Nothing is silent, a thing

by itself. We fill
the shapes of those that went before us.
Or at least we grow into it

like spires till touching upward
to reclaim their fallen.

 

As a collection, Ghosts of Old Virginny resurrects the stories of everyday people, while also exploring how these stories resonate within us. Colorful characters populate van der Have’s poems, including real-life historic residents like the Washoe Seeress — a professional scryer and fortune teller; and Julia C. Bulette — a prostitute who launched a successful career as a brothel owner. Read alongside a collection like Natasha Trethewey’s Bellocq’s Ophelia, the reader imagines the desolate experience of enterprising women fated to comfortless circumstances. 

 

While highlighting individual stories, van der Have focuses on examining the hardships of mining the Comstock Lode and its attendant dangers.
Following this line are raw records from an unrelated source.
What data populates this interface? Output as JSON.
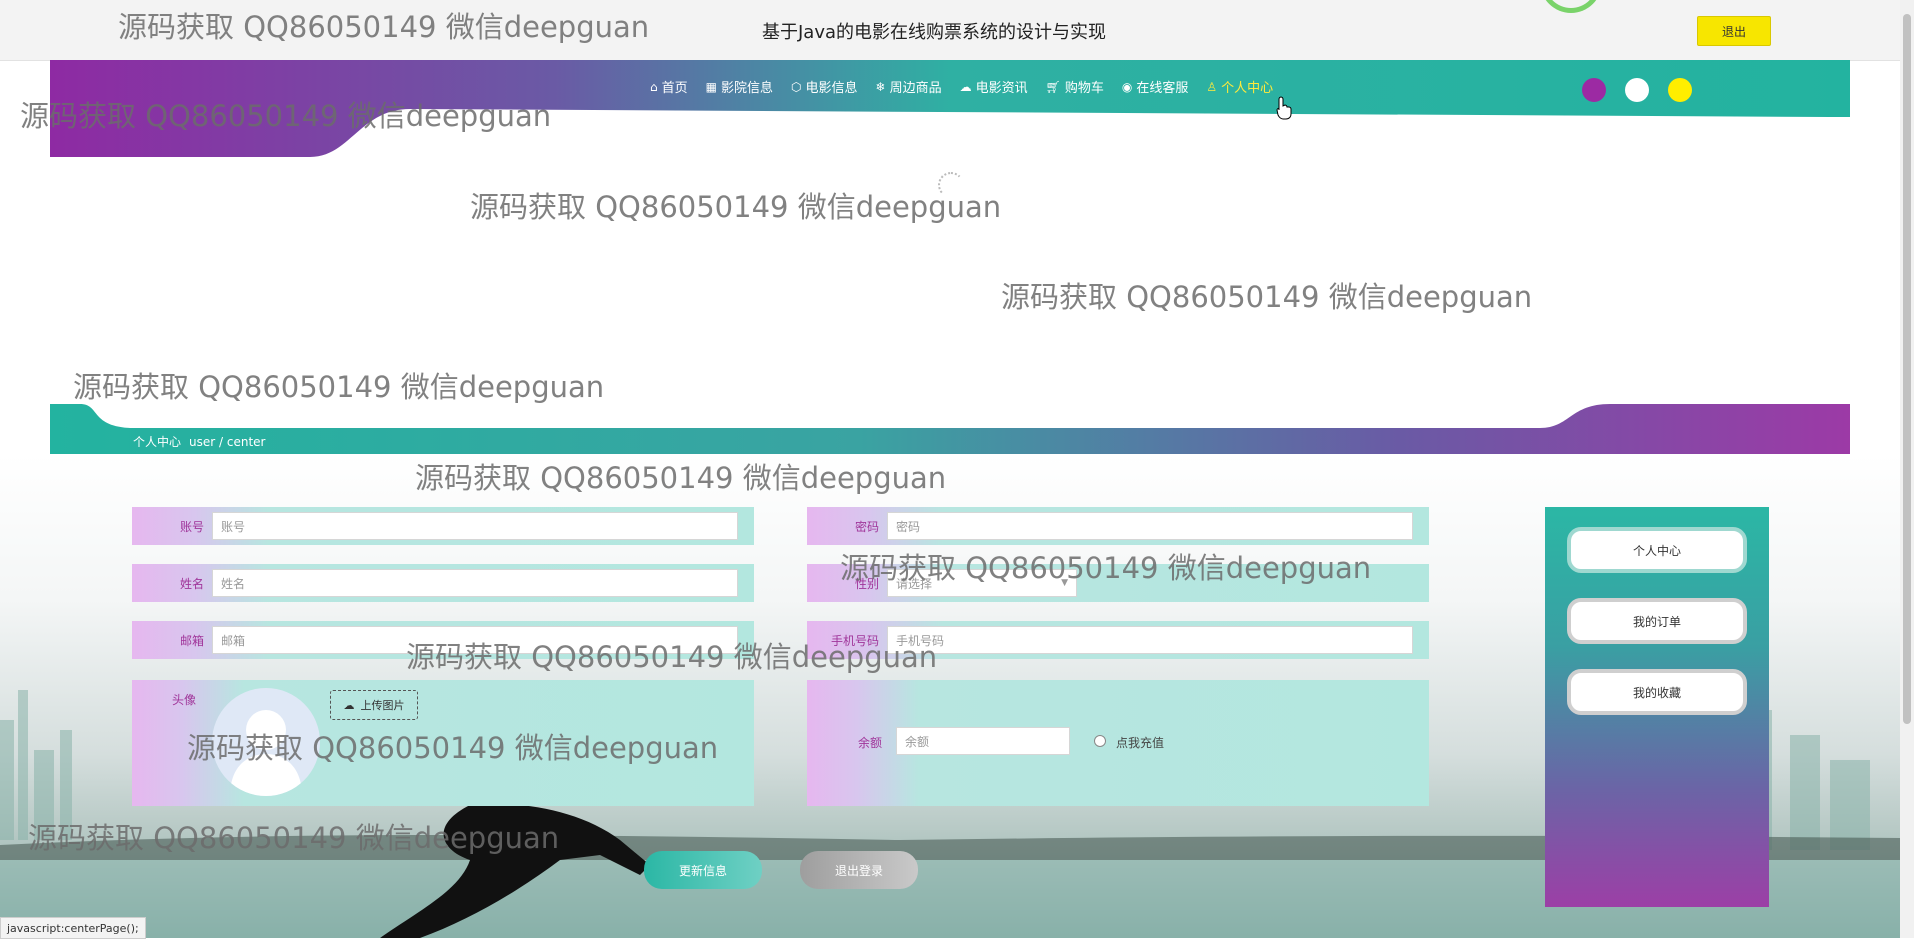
{
  "header": {
    "title": "基于Java的电影在线购票系统的设计与实现",
    "logout_label": "退出"
  },
  "nav": {
    "items": [
      {
        "label": "首页",
        "icon": "home-icon"
      },
      {
        "label": "影院信息",
        "icon": "grid-icon"
      },
      {
        "label": "电影信息",
        "icon": "cube-icon"
      },
      {
        "label": "周边商品",
        "icon": "snowflake-icon"
      },
      {
        "label": "电影资讯",
        "icon": "news-icon"
      },
      {
        "label": "购物车",
        "icon": "cart-icon"
      },
      {
        "label": "在线客服",
        "icon": "chat-icon"
      },
      {
        "label": "个人中心",
        "icon": "user-icon",
        "active": true
      }
    ],
    "theme_colors": [
      "#9c2aa3",
      "#ffffff",
      "#ffee00"
    ]
  },
  "breadcrumb": {
    "current": "个人中心",
    "path": "user / center"
  },
  "form": {
    "account": {
      "label": "账号",
      "placeholder": "账号"
    },
    "password": {
      "label": "密码",
      "placeholder": "密码"
    },
    "name": {
      "label": "姓名",
      "placeholder": "姓名"
    },
    "gender": {
      "label": "性别",
      "placeholder": "请选择"
    },
    "email": {
      "label": "邮箱",
      "placeholder": "邮箱"
    },
    "phone": {
      "label": "手机号码",
      "placeholder": "手机号码"
    },
    "avatar": {
      "label": "头像",
      "upload_label": "上传图片"
    },
    "balance": {
      "label": "余额",
      "placeholder": "余额",
      "recharge_label": "点我充值"
    }
  },
  "actions": {
    "update_label": "更新信息",
    "logout_label": "退出登录"
  },
  "sidebar": {
    "items": [
      "个人中心",
      "我的订单",
      "我的收藏"
    ]
  },
  "watermark": "源码获取 QQ86050149 微信deepguan",
  "status_bar": "javascript:centerPage();"
}
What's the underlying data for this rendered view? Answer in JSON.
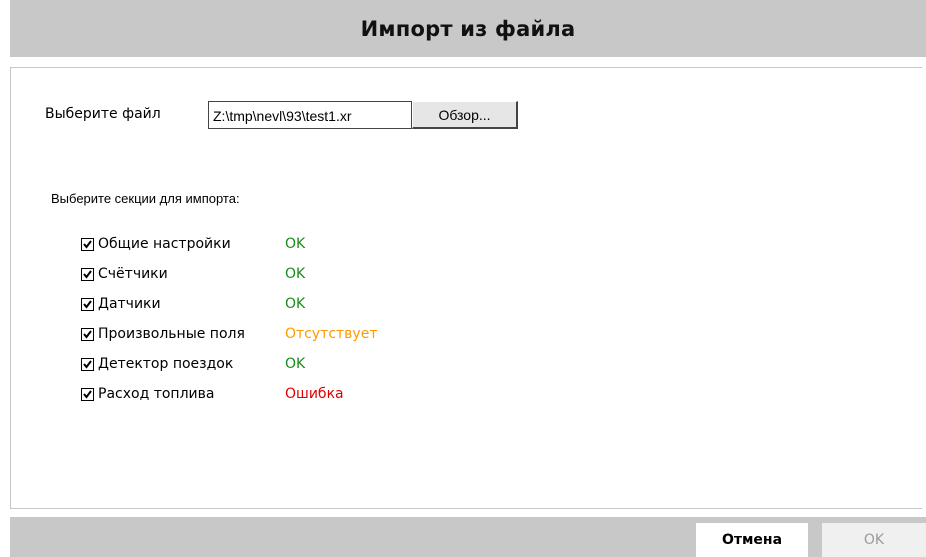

In poems like “What We Thought of in the Mines” and “Chollar Mine Call,” an unnamed miner descends into the darkness of the mine. As he contemplates his mortality, a reader is reminded of the sobering reality that each trip into a mine could signify the end for a miner. Lines like “We don’t go deep / there’s no need to” speak to the mindset of the miner who re-emerges later into daylight after “loose-minded / prayers to celebrate / this second dawn.” The poet invokes period language to conjure up the mine, using words like “tommyknockers” and “widowmakers” to pull the reader more deeply into her narrative.

 

Poems like “Last Days at Saint Mary’s" and “On The Way Home” pull us back into van der Have’s reality. She redirects her focus to finishing a writing project during the last days of a writing residency. After leaving, she considers how a place like Virginia City re-emerges in memory “on some bright Dutch river or when you / paddle a thousand silver lakes … when the world yet again / gives in to land and you know / home is whatever you round up along the way.”

 

Van Der Have arrived in Virginia City by coincidence. Her partner wanted to attend the legendary Burning Man Festival which takes place in Black Rock Desert. The poet didn't want to camp in the playa and investigated nearby writing residencies. Her partner’s plans for Burning Man fell through, so Van Der Have embarked on her adventure alone. She completed a residency in 2014, while staying at St. Mary's, an art center located inside a former Victorian hospital in Virginia City. 

 

Impressed by the grandeur of the mountain desert landscape and its contrast to her home country of The Netherlands, van der Have accesses a sense of wonder and wildness in exploring the American West, which stands in stark contrast to the tidy and structured quality of the Dutch landscape. Wild horses, turkey vultures, coyotes, tarantulas, squirrels, and lizards inhabit her poems, anchoring the collection in the local ecosystem to bring attention to even the smallest of inhabitants. In Virginia City, the poet opens to a sense of nature that exists beyond the human, the stars exploring “in such multitudes, I couldn’t even tell / the constellations apart.”